British comedian Ricky Gervais has blasted Twitter as fun for teenagers but "undignified" for grown-ups -- and questioned the motives of celebrities who use the micro-blogging platform.

British comedian Ricky Gervais has blasted Twitter as fun for teenagers but "undignified" for grown-ups - and questioned the motives of celebrities who use the micro-blogging platform.

Gervais, due to host the Golden Globes on Sunday, also raised doubts about the value of tweeting from the 67th edition of the pre-Oscars film awards in Beverley Hills.

"As you may know I've stopped with Twitter. I just don't get it I'm afraid. I'm sure it's fun as a networking device for teenagers but there's something a bit undignified about adults using it," he wrote on his blog.

"Particularly celebrities who seem to be showing off by talking to each other in public. If I want to tell a friend, famous or otherwise what I had to eat this morning, I'll text them," he added.

Referring to this weekend's US awards ceremony, he said he assumed Twitter was "a bit of a marketing tool for The Globes. But they are watched by 25 million people in America alone and maybe 300 million people world wide.

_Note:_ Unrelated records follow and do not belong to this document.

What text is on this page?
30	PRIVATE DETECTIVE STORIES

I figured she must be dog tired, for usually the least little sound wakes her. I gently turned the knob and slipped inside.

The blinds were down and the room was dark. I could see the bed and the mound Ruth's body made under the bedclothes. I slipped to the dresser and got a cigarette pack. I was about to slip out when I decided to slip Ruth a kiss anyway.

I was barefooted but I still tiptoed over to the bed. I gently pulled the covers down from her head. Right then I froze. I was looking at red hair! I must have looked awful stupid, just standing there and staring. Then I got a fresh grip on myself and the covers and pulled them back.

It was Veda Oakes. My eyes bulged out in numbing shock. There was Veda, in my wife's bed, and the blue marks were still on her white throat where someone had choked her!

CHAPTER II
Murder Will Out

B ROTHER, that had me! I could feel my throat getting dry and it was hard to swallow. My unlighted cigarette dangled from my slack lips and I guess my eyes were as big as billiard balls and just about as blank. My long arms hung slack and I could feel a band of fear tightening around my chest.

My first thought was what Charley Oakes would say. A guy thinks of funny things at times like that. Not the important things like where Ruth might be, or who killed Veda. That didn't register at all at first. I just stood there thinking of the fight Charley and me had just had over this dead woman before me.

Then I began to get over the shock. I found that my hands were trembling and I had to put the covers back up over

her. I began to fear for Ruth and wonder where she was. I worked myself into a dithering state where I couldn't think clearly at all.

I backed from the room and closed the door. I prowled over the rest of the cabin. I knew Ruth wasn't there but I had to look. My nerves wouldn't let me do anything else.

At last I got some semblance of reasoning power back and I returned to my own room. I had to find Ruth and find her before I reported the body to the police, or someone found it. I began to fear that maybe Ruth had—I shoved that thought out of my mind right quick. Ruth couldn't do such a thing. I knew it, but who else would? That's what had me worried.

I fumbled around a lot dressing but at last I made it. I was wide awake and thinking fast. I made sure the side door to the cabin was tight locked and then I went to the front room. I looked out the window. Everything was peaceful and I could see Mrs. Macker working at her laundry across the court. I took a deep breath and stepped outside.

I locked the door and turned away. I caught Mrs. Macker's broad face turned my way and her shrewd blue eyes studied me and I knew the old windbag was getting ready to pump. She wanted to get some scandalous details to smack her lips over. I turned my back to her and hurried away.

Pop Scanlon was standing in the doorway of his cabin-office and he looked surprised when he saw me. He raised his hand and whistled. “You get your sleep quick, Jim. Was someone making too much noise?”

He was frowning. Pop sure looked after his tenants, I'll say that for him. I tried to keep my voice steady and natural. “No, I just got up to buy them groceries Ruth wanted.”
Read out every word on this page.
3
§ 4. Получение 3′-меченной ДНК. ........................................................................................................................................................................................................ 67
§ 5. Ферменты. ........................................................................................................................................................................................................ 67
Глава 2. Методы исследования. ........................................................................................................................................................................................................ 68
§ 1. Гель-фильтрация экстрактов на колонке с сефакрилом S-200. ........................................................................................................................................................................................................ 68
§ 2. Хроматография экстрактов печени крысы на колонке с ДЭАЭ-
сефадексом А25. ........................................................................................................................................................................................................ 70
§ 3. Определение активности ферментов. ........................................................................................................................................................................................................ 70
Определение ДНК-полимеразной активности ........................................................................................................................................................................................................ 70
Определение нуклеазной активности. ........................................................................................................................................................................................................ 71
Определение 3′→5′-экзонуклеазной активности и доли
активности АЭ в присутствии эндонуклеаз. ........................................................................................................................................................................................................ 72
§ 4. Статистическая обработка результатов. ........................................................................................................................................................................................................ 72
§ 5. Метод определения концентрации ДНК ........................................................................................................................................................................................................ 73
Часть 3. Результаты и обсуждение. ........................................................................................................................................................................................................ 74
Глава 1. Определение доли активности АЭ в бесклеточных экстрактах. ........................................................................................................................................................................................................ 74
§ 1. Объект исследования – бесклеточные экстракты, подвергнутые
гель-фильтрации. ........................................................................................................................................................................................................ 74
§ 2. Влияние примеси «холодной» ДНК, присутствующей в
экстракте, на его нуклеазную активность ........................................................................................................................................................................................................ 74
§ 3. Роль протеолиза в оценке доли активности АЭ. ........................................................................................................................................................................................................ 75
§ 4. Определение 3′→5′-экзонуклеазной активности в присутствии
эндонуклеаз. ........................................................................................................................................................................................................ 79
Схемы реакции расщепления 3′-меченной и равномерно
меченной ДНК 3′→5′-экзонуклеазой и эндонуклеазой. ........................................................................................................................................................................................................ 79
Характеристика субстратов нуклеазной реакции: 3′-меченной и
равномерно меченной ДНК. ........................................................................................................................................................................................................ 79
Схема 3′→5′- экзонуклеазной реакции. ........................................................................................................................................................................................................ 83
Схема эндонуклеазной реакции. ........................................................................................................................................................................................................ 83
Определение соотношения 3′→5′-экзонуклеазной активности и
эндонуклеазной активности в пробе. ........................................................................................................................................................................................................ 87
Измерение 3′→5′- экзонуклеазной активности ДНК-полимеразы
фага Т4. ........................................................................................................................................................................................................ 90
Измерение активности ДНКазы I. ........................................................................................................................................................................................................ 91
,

"Tweeting about it would be a drop in the ocean. Also I've got (his own) website and I don't have to restrict things to 140 characters," he added, announcing that he was giving up using Twitter himself.

"My tweeting was becoming like a tabloid version of this blog, and I couldn't even put important stuff like this up," he said.

Gervais shot to fame as co-author of the ground-breaking British TV sitcom "The Office," which won him a Golden Globe in 2004, and has just released his first feature film as director, "The Invention of Lying."